A couple of months ago, I started typing up a long post bashing David Goldhill’s Atlantic Monthly cover story on health care that everybody was lauding (especially David Brooks). The article had appeared in the midst of August, when health care reform was on the ropes, and it seemed like just another antagonist helping to push the process to defeat. But by September, when I was drafting the post, the prospects for reform had brightened dramatically. It was revived! With a public option! In the Senate, even! So I put my post away.
Another article, in the New Yorker this time, is getting my dander up again. (OK, it’s a blog post, but for any other publication it would have been an article.)
These articles perpetuate the belief rampant in journalism that systemic change happens in sweeping gestures. And very, very occasionally, it does. But over the past 90 years, almost every sweeping change proposed to overhaul the health care system has gone down to crushing defeat. The real changes have been step by step, bit by bit. Even Medicare when enacted was a mere condolence for the death of the comprehensive insurance system Truman had envisioned 20 years before.
But the worst thing about these articles is that they’re not content to just paint a grander vision than is practical or possible. They also spit at the seeds of change reformers have fought hard to embed within the legislation that’s proceeding.

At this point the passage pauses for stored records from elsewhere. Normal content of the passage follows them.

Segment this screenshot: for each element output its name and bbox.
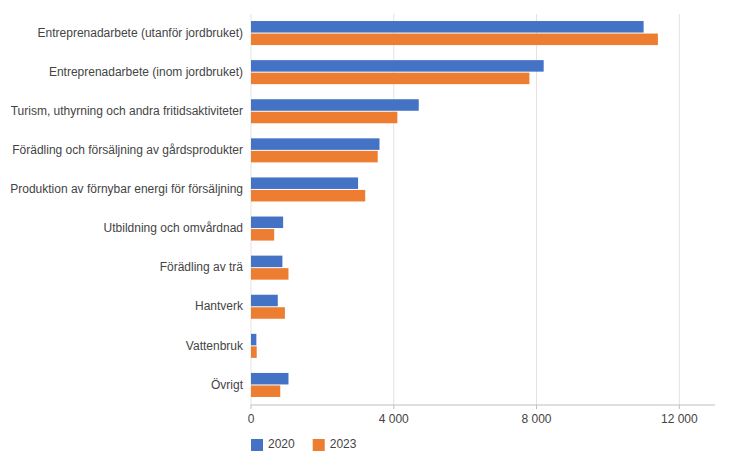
grid-line [679, 14, 680, 405]
bar: 2020: 880 [251, 256, 282, 268]
tick-mark [679, 405, 680, 409]
tick-mark [393, 405, 394, 409]
bar: 2020: 8200 [251, 60, 544, 72]
axis-line [251, 405, 715, 406]
legend-item: 2020 [251, 437, 295, 451]
bar: 2023: 160 [251, 346, 257, 358]
category-label: Förädling av trä [160, 260, 244, 274]
tick-label: 0 [248, 412, 255, 426]
category-label: Turism, uthyrning och andra fritidsaktiv… [11, 104, 243, 118]
legend-item: 2023 [313, 437, 357, 451]
bars: 2020: 11000 2020: 8200 2020: 4700 2020: 360… [251, 21, 658, 397]
bar: 2023: 820 [251, 385, 280, 397]
bar: 2023: 11400 [251, 34, 658, 46]
bar: 2020: 900 [251, 217, 283, 229]
category-label: Övrigt [211, 378, 244, 392]
chart-container: 2020: 11000 2020: 8200 2020: 4700 2020: 360… [0, 0, 739, 467]
tick-label: 4 000 [379, 412, 409, 426]
bar: 2023: 950 [251, 307, 285, 319]
tick-mark [251, 405, 252, 409]
category-label: Förädling och försäljning av gårdsproduk… [12, 143, 243, 157]
bar: 2023: 1050 [251, 268, 288, 280]
bar: 2020: 4700 [251, 99, 419, 111]
x-axis: 0 4 000 8 000 12 000 [248, 405, 715, 426]
bar: 2023: 650 [251, 229, 274, 241]
grid [251, 14, 679, 405]
bar: 2020: 3000 [251, 177, 358, 189]
legend: 2020 2023 [251, 437, 357, 451]
category-label: Vattenbruk [186, 339, 244, 353]
bar: 2023: 3200 [251, 190, 365, 202]
bar: 2020: 750 [251, 295, 278, 307]
y-axis: Entreprenadarbete (utanför jordbruket) En… [10, 26, 244, 392]
legend-label: 2020 [268, 437, 295, 451]
category-label: Hantverk [195, 299, 244, 313]
category-label: Entreprenadarbete (utanför jordbruket) [38, 26, 243, 40]
bar: 2020: 11000 [251, 21, 644, 33]
category-label: Utbildning och omvårdnad [104, 221, 243, 235]
grid-line [536, 14, 537, 405]
bar: 2023: 3550 [251, 151, 378, 163]
bar: 2023: 7800 [251, 73, 529, 85]
tick-label: 8 000 [522, 412, 552, 426]
tick-label: 12 000 [661, 412, 698, 426]
chart: 2020: 11000 2020: 8200 2020: 4700 2020: 360… [0, 0, 739, 467]
legend-label: 2023 [330, 437, 357, 451]
bar: 2020: 3600 [251, 138, 379, 150]
legend-swatch [251, 439, 263, 451]
category-label: Produktion av förnybar energi för försäl… [10, 182, 243, 196]
tick-mark [536, 405, 537, 409]
category-label: Entreprenadarbete (inom jordbruket) [49, 65, 243, 79]
bar: 2020: 150 [251, 334, 256, 346]
bar: 2020: 1050 [251, 373, 288, 385]
legend-swatch [313, 439, 325, 451]
bar: 2023: 4100 [251, 112, 397, 124]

At the heart of both Cassidy and Goldhill’s arguments is a familiar contention and one I agree with – that one of the biggest problems with the US health care system is the way it distorts costs by shuffling most payments for health care through a gruesome patchwork of employers and private insurers. Goldhill would reboot the current system in favor of a more libertarian solution, establishing affordable options for catastrophic coverage and handing out vouchers for individuals to purchase more routine care. Cassidy suggests he’d like a more progressive solution, perhaps straight-up single-payer insurance.
If their arguments stopped there, I’d appreciate them. Either of these proposals could be part of a good conversation about what health reform might look like in an ideal world. And I think it’s tremendously important that folks continue to paint these alternative visions of what health care can become.
What I find most maddening about these articles, though, is the pose of the lonely iconoclast. The way the authors pretend their ideas are so novel and transgressive that no one’s pointed them out until now. The way they ignore the past 90 years of attempts at health care reform. And worst, worst of all – the way they off-handedly dismiss the real reforms that try to incorporate those ideas into actual legislation as pragmatically as politics allows.
Both men frame their arguments as though they’re the hard-headed realists pointing out the truths no one else will acknowledge. But both are ignoring (or dismissing) reality themselves, not even really engaging with politics as it exists in the real world.